L'annonce d'un accord a également été accueillie dans la joie à Tel Aviv. Le groupe représentant les familles des otages israéliens détenus à Gaza a exprimé dans un communiqué leur "joie et soulagement immenses" à l'égard de cet accord qui va permettre "de ramener nos être chers à la maison".
S'exprimant lors d'une conférence de presse à Doha, le Premier ministre qatari a confirmé que les négociateurs étaient parvenus à un accord, comme rapporté plus tôt à Reuters par un responsable au fait des discussions.
L'accord, a précisé Mohammed ben Abdulrahman Al Thani, également ministre des Affaires étrangères, entrera en vigueur le 19 janvier.
Des travaux se poursuivent avec Israël et le Hamas sur les mesures de mise en oeuvre de l'accord, a-t-il ajouté.
RÉUNION JEUDI DU CABINET DE SÉCURITÉ ISRAÉLIEN
A Washington, quelques instants plus tard, Joe Biden a salué la conclusion d'un accord "qui va stopper les affrontements à Gaza, accroître la très nécessaire aide humanitaire pour les civils palestiniens et permettre de réunir les otages avec leurs familles après plus de quinze mois de captivité".
Le président américain, dont le mandat touche à sa fin, a également mis en avant qu'il s'agissait du projet d'accord qu'il avait soumis aux négociateurs en mai dernier et dont il avait ensuite dévoilé publiquement les grandes lignes.
Joe Biden a ajouté qu'il appartenait désormais à l'administration du président-élu Donald Trump de garantir la mise en oeuvre de l'accord. Les deux administrations ont travaillé côte à côte ces derniers jours, a-t-il dit, alors que l'émissaire spécial de Trump pour le Proche-Orient a pris part à l'ultime cycle de négociations.

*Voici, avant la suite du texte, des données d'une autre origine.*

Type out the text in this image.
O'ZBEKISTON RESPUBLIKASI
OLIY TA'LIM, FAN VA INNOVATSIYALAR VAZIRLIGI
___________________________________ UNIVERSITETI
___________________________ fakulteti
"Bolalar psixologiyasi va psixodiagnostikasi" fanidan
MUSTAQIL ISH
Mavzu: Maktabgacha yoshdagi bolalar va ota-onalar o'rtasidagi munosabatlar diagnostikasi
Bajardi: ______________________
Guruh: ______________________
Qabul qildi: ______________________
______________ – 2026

Donald Trump, qui n'avait eu de cesse de réclamer un cessez-le-feu et la libération des otages sous peine de faire "payer un enfer" à tout le Proche-Orient, a déclaré via son réseau social Truth qu'aucun accord ne serait intervenu s'il n'avait pas remporté l'élection présidentielle de novembre dernier.
Pour que l'accord soit formellement approuvé par Israël, le cabinet de sécurité et le gouvernement doivent le valider. Des votes sont prévus jeudi, a fait savoir un représentant israélien.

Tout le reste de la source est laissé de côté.